Она не слышала ничего, кроме собственного ровного дыхания, и, может быть, еще чего-то далеко, за просторами снега и мерзлой земли -тихого звона древесных ветвей, отягощенных морозной наледью. Не было ветра, и она - как-то - ощущала давление звезд, словно блестящие острия их взоров могли пронизать многослойные стены и крышу. И она сказала себе, что предки защитят ее от суровых взоров, и сомкнула глаза снова, обрадованная...

Я на миг замолчал, продолжив: - Но затем она услышала звук. Тихий шелест, звук падения капель. И задохнулась. "Любимый?" шепнула она, и духи разлетелись в сумерках. Завеса хижины откинулась, Фенн, низко пригнувшись, влез внутрь. Глаза его блестели. Он встал у порога.

"Да", ответил он, "это я". Он издал тихий звук, вроде бы засмеялся, подумалось ей, хотя звук оставил горькое послевкусие. "Я принес мяса". Она села. "Ты охотился для нас?" В ответ он встал ближе, и женщина почуяла запах сожженной плоти, увидела большую ношу в его руках. "Дар", сказал он, "за тепло, тобою данное, когда я нуждался. Я не забуду этого никогда". Он вложил ей в руки большой шмат и она охнула: мясо было еще горячим, края запеклись в костре, и жир тек между пальцами. И все же нечто в его словах тревожило женщину, и она сказала, ощутив ком в горле: "Почему ты обещаешь не забывать, любимый? Я здесь, я твоя, и за эту пищу все благословят тебя и попросят остаться. Тогда мы..."

"Тсс", прервал он. "Не будет этого. Я должен уйти с рассветом. Я сохраню веру, еще живую среди племен Феннов, что каждый должен найти себе новый дом за стенами утесов".

Слезы показались на ее глазах, он заметил и сказал: "Прошу, ешь, возвращай себе силу. Умоляю". Она нашли достаточно сил, чтобы ответить: "Посидишь со мной, пока я ем? Хотя бы так мало? Ты..."

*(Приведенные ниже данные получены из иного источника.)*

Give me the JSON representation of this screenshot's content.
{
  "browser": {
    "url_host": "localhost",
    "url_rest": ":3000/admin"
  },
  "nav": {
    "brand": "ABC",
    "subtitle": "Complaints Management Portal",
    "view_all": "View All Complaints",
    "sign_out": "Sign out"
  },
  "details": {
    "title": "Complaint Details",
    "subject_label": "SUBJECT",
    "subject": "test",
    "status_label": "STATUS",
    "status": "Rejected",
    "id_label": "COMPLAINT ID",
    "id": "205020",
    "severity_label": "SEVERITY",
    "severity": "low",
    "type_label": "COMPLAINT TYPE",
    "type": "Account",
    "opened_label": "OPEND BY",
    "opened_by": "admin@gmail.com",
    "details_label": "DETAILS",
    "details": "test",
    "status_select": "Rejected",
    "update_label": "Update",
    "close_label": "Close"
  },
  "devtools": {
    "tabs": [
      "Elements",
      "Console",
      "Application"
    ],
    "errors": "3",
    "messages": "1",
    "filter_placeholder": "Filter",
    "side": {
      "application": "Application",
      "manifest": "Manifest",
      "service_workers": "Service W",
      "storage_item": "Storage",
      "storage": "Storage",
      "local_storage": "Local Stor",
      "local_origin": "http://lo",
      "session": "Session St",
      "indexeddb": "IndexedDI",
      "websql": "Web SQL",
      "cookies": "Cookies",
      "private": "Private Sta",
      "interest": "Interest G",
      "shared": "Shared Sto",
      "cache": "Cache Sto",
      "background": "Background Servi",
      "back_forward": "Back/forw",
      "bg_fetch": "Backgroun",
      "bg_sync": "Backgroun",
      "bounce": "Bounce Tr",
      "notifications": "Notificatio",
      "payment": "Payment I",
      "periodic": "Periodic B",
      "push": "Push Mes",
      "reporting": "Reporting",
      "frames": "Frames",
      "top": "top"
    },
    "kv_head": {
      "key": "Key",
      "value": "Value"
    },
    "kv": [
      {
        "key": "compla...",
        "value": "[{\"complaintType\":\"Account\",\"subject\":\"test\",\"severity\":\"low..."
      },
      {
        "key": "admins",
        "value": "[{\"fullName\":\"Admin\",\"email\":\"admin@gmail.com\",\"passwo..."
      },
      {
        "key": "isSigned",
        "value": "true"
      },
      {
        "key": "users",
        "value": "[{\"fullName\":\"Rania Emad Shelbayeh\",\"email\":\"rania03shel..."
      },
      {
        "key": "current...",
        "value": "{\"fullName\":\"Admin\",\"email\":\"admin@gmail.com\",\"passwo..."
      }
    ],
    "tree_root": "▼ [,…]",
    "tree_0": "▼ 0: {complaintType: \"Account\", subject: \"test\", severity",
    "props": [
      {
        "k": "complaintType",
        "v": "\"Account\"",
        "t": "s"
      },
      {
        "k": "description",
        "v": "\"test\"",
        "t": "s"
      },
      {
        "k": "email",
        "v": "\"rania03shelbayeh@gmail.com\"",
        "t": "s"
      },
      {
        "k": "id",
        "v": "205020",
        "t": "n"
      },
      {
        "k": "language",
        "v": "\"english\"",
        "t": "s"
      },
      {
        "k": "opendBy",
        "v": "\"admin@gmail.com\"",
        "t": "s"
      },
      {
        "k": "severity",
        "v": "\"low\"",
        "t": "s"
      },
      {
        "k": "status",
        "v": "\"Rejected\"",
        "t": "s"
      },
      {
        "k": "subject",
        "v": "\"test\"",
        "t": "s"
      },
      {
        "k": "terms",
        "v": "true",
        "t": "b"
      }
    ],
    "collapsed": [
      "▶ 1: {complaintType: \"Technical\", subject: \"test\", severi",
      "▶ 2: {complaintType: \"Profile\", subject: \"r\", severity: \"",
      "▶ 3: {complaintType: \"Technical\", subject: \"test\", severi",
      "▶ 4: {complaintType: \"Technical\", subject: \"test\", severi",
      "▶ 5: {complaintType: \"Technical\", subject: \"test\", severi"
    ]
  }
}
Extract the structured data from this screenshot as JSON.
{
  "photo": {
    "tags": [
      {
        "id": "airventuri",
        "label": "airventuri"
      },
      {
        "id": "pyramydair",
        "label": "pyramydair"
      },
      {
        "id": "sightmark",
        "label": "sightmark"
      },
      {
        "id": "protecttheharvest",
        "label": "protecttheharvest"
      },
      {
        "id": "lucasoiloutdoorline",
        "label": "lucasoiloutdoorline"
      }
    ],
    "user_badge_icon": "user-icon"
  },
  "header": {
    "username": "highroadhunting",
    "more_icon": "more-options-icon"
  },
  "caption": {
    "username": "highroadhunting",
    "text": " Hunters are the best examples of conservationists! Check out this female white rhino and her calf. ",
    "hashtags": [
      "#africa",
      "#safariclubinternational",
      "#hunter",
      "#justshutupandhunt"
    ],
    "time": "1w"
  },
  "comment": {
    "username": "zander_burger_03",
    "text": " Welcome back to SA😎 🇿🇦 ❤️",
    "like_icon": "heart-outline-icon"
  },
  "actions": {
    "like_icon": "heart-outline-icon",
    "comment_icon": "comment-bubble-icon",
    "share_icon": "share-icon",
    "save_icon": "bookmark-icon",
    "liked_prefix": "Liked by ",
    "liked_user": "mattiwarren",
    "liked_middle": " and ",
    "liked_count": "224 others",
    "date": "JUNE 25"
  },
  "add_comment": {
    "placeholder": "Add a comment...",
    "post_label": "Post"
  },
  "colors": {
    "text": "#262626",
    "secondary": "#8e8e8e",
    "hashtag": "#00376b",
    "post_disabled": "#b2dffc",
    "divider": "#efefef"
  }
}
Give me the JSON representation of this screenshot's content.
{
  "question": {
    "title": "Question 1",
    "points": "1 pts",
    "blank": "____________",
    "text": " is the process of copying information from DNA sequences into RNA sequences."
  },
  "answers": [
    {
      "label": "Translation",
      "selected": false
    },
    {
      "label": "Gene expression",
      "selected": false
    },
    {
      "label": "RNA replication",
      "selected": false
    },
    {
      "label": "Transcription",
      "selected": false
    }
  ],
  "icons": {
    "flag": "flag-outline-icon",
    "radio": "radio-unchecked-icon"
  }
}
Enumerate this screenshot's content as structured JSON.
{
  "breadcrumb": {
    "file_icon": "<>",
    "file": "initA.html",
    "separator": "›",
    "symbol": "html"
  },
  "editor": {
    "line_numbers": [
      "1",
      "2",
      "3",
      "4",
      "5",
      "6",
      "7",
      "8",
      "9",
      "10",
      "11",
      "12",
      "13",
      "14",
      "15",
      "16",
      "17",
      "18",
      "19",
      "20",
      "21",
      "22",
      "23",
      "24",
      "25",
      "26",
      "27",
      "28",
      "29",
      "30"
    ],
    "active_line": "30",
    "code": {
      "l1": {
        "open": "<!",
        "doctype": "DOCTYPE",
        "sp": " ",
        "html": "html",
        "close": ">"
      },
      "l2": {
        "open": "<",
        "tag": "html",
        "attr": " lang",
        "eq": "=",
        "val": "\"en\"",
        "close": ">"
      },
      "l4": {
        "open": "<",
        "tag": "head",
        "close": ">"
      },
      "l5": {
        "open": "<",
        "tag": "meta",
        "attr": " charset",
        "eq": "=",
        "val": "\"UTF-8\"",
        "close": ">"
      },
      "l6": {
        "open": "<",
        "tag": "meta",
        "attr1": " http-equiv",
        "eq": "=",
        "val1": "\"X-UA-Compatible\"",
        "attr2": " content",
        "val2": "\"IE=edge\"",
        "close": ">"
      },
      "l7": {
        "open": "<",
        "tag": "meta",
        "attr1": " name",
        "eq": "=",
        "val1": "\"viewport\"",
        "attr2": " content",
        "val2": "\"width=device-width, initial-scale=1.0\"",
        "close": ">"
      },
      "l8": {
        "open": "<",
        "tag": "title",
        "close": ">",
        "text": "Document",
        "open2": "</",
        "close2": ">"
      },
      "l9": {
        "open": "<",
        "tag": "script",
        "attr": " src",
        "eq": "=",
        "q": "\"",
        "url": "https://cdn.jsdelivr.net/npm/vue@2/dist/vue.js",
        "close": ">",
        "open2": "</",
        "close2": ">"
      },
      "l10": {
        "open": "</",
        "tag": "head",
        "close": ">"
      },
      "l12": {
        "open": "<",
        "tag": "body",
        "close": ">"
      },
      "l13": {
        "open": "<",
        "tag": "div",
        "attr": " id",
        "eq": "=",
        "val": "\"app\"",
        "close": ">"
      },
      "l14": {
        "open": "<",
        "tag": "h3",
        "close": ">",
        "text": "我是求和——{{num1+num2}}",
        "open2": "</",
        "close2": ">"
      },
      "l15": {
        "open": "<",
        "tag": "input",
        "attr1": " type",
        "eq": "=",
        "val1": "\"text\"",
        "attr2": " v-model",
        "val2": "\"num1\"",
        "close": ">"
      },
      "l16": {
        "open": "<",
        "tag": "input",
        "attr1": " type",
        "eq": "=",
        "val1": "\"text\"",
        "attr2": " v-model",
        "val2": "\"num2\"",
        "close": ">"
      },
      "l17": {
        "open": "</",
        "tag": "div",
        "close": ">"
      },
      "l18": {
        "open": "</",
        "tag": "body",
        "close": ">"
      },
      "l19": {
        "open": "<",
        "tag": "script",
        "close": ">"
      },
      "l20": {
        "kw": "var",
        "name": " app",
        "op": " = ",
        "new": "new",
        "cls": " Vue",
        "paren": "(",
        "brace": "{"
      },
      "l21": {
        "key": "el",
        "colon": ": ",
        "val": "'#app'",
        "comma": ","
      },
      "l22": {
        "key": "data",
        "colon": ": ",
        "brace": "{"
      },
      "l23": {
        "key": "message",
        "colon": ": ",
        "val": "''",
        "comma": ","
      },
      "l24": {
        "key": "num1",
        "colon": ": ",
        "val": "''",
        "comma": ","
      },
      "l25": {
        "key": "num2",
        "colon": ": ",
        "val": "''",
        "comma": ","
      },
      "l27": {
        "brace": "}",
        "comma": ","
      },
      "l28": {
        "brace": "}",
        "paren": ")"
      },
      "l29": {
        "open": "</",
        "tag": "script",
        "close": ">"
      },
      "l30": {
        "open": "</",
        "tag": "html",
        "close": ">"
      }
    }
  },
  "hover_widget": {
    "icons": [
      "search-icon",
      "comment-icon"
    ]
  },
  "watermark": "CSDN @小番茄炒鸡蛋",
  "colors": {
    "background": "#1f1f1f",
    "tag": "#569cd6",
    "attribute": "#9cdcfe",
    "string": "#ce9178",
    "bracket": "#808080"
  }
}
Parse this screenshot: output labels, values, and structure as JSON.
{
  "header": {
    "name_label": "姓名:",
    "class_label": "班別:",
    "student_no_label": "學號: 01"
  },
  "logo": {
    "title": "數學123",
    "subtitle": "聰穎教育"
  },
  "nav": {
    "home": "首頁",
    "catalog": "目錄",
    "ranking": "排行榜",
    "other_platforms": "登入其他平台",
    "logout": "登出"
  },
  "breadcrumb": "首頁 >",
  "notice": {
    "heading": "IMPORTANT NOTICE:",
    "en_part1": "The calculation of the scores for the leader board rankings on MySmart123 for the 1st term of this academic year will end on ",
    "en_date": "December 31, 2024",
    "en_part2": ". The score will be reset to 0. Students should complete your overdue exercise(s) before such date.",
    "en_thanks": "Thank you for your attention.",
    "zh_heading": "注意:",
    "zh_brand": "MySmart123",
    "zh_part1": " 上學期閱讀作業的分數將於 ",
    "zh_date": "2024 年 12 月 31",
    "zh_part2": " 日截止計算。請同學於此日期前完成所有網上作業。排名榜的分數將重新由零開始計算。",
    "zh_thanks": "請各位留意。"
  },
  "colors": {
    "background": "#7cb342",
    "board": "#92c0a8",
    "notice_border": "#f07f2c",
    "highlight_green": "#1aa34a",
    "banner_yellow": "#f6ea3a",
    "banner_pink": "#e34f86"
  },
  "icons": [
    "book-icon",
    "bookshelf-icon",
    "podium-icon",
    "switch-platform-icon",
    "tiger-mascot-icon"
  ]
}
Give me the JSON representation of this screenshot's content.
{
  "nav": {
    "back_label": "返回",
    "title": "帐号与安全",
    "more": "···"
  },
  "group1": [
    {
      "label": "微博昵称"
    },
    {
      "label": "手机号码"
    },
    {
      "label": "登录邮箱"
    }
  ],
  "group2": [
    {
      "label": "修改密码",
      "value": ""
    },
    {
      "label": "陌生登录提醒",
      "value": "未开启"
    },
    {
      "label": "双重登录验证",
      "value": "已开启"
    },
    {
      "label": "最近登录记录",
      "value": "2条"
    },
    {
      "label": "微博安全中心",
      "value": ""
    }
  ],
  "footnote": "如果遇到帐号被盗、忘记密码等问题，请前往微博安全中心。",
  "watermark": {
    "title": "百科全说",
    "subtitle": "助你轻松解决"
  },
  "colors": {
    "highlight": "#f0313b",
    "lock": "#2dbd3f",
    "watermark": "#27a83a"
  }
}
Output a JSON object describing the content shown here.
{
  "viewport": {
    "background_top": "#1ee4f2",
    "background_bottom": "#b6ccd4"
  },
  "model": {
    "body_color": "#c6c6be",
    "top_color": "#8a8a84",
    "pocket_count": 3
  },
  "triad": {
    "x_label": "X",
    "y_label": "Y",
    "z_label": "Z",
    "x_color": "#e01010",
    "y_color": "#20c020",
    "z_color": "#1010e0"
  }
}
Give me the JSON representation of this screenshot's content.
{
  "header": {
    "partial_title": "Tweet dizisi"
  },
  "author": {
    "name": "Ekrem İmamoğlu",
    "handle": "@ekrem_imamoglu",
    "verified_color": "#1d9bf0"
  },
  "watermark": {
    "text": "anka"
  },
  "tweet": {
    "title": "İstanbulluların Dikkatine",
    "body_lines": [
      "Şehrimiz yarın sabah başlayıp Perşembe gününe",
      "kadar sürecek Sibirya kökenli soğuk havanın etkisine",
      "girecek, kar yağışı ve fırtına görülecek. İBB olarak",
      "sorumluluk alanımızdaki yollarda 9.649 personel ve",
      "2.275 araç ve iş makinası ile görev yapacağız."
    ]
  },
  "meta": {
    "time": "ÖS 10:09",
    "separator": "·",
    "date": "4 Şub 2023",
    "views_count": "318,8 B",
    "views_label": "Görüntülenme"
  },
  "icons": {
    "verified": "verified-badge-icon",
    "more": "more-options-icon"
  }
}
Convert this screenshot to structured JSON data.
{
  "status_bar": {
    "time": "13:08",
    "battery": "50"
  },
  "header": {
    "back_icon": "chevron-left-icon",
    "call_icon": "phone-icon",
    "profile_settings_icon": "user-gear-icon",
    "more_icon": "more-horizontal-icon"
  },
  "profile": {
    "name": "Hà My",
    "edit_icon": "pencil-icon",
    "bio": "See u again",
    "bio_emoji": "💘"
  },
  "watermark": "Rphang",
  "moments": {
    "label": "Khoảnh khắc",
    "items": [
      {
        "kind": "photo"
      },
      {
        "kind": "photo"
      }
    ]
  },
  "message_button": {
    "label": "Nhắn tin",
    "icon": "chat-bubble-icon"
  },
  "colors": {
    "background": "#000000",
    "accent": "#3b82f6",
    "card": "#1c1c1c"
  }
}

- Вот как? - встряла Щепоть. - Она так легко сдалась? Не верю.

- Ее слова были смелы, - сказал я, - хот отчаяние терзало сердце.

- Откуда тебе знать?

- Я влез в ее шкуру, Щепоть, - отвечал я вежливо. - Таков тайный завет всех сказок, поэм и песен. Слова дарят нам тысячу шкур, и словами мы зовем вас делать то же. Мы не просим у вас расчетов, цинической трезвости. Не просим отчета, хороши ли мы. Вы или решаете быть с нами, слово за словом, входя и выходя с каждой сценой, дыша как мы и ходя туда, куда ведем мы, или... Но важнее всего, Щепоть, чувствоватьто же, что мы.

- А если вы ничего не чувствуете, но скрываете это? - сказала Пурса Эрундино, оглянувшись, и я видел в глазах ужасное обвинение - упадок духа уже не угрожал ей, а вот мое время подходило к концу.

- Этого вы боитесь? Что я зову вас в обман? Подозрение крайне циничное, и уверяю...

- Это право раненых и покрывшихся рубцами, - сказал Апто Канавалиан. - И тех, в ком мертва вера.

- Для таких, - прервал я, - недоступен никакой завет. Возможно, иные творцы не чувствуют того, чего просят почувствовать окружающих, сир, но я не числюсь среди таких позорных и беспардонных негодяев.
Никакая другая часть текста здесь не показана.